What about his own family? Presumably he didn’t know where his siblings were. He may have had no idea William was also in Canada. But he cared enough for his stepmother, now Annie Lodge, to list her as next of kin.

His military career followed that of other boys from town, training in London and Borden and shipping to England where he was with Canadian Infantry 2nd Battalion. Not all his military papers are online so we don’t know how often he was wounded or ill, or when he had leave from the trenches, from Vimy, from Passchendaele. But I hope he was able to find his sister Lilian in England and stepmother at some point.

Here is the War Diary for the 2nd Canadian Infantry Battalion, Friday, March 29, 1918.

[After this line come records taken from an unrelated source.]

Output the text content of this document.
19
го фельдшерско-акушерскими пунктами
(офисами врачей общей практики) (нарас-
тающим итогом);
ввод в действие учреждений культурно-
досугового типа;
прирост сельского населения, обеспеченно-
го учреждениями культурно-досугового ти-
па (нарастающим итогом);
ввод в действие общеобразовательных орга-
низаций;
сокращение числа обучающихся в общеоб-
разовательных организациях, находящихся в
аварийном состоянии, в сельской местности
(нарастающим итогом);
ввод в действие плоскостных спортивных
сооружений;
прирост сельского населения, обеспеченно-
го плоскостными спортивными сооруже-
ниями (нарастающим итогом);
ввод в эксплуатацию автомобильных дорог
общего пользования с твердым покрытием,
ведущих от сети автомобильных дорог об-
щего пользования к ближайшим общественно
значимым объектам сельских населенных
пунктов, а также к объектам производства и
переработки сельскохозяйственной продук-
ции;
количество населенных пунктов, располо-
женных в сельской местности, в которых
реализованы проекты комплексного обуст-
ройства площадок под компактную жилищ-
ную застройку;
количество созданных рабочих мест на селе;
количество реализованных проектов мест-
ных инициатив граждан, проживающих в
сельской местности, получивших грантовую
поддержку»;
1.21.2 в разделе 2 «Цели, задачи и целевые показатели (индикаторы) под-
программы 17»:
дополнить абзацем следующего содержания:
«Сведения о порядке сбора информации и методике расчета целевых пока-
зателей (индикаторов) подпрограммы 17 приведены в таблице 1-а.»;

“Location: ARRAS: Forward Area, Mar. p.8, War Diaries. Weather Mostly fair and cool. At 3.30 a.m. the Battalion fell in and marched to position in advance of ARRAS to relieve the 8th/10th Gordon Highlanders. There were no trenches in the area and, during the day, there was considerable enemy shelling. At 8.30 p.m. the Battalion again moved forward and took up the positions occupied by the 8th Seaforth Highlanders. On our left were the 6th Cameron Highlanders of 45th Inf. Brigade, and on our right 2nd Cdn. Div. Our trench strength was - 27 Officers, 105 N.C.Os. and 592 men, total 724. The line was held by two companies in the front line and two companies in support. Each of the front-line companies held advanced posts about 200 yards in front of the front line and garrisoned by two platoons each. Weather: Mostly fair and cool. We sustained 36 casualties: 10 O.Rs. killed, 26 O.Rs. wounded.”

Charles was one of the 10 killed. How do we know of Charles? His name was on brass cross, nailed on a pulpit, inscribed with the men of St. John’s who died in WWI.